Henüz her eve televizyonun giremediği bir dönemde geçti çocukluğum. Çünkü o zamanlar bir lükstü ve sadece maddi durumu iyi olanların odasını süslüyordu. Evinde televizyonu olmayanlar, olanlarda toplanırdı. Reha Muhtar’ı izlemenin ayrıcalığını yaşarlardı insanlar. Kemal Sunal’ın yeni filmlerinin yayınlandığı günlerde televizyon sahibinin misafiri iki katına çıkardı. Ve her zaman açılmazdı, televizyon… Çocukların çizgi film izlemelerine kolay kolay izin verilmezdi: “Ne anlıyorsunuz bu yavur icadından?” sorularını çok duyduk. İşte o günlerde başladı; üstünlüğünü konuşmaktan sıkılmadığımız batının teknolojisi ile aramıza mesafe konulması. Büyüklerimiz, bahçe sulamak için küreği omuzuna atıp evdekileri de sıkı sıkı tembih ederlerdi; televizyon açılmayacak, diye. Büyüklerimiz, iki kişi giderdi bahçe sulamaya! Biri sulama eylemini gerçekleştirirdi; biri de suyun ardına giderdi, suyu çalmasınlar diye! Çocuklar da davarın peşine…
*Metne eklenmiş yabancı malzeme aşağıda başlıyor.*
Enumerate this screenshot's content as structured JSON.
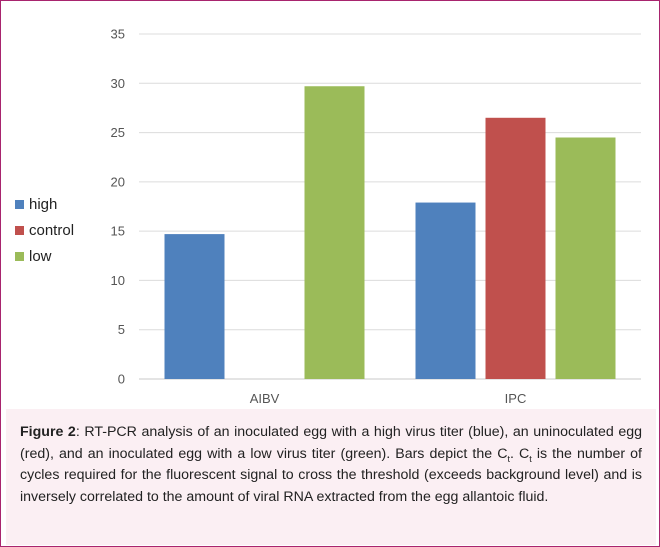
{
  "chart_data": {
    "type": "bar",
    "categories": [
      "AIBV",
      "IPC"
    ],
    "series": [
      {
        "name": "high",
        "color": "#4f81bd",
        "values": [
          14.7,
          17.9
        ]
      },
      {
        "name": "control",
        "color": "#c0504d",
        "values": [
          null,
          26.5
        ]
      },
      {
        "name": "low",
        "color": "#9bbb59",
        "values": [
          29.7,
          24.5
        ]
      }
    ],
    "ylim": [
      0,
      35
    ],
    "yticks": [
      "0",
      "5",
      "10",
      "15",
      "20",
      "25",
      "30",
      "35"
    ],
    "grid": true,
    "legend_position": "left"
  },
  "caption": {
    "label": "Figure 2",
    "part1": ": RT-PCR analysis of an inoculated egg with a high virus titer (blue), an uninoculated egg (red), and an inoculated egg with a low virus titer (green). Bars depict the C",
    "sub1": "t",
    "part2": ". C",
    "sub2": "t",
    "part3": " is the number of cycles required for the fluorescent signal to cross the threshold (exceeds background level) and is inversely correlated to the amount of viral RNA extracted from the egg allantoic fluid."
  }
}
Hani derler ya Batının teknolojisini alın, diye. Bu sözü söylerken bile teknolojiyi kabullenememiş; teknolojinin batıya ait olduğunu onaylamışız. Bu yüzden de bir türlü Batının teknolojisini alamamışız. Herhalde “Yeri belli ne de olsa! Bir gün alırız” diye düşünmüşüz. Dünya devi ülkelerin mucitlik okulları açtığı zamanda biz, televizyon programlarını bile ithal ediyorduk. İnsansız silah üreten mucidimizi hapse atıyor, kendi arabasını kendisi yapan gencimizi trafikten men ediyorduk. Akla mantığı aykırı gelen bu gelişmeleri izlerken düşünüyordum ki “Yavur icadı kavramı dilimizden silinse de beynimizden silinememiş.”
Bazen basından arkadaşlarla sohbet ediyoruz. Benden daha yeni olanlar genelde Kahramanmaraş’ta haberlik bir şey olmadığından yakınıyor. Ben de diyorum ki onlara; “Bir de olmayana bakın, olmayanın haberini yapın! Neden yok diye bir sorgulayın” Keşke Türkiye de eller (Batı) gibi teknolojide çığır açacak buluşlara imza atsa! En azından basın camiasındaki arkadaşlar bir kilo domatesin pazardaki fiyatının yerine milyon dolarlık çipin ulaşacağı pazarın haberini yapardı.
Uzun lafın kısası domatesi, çipe tercih edenler olduğu sürece bu ülke teknolojide bir adım ileriye gidemez!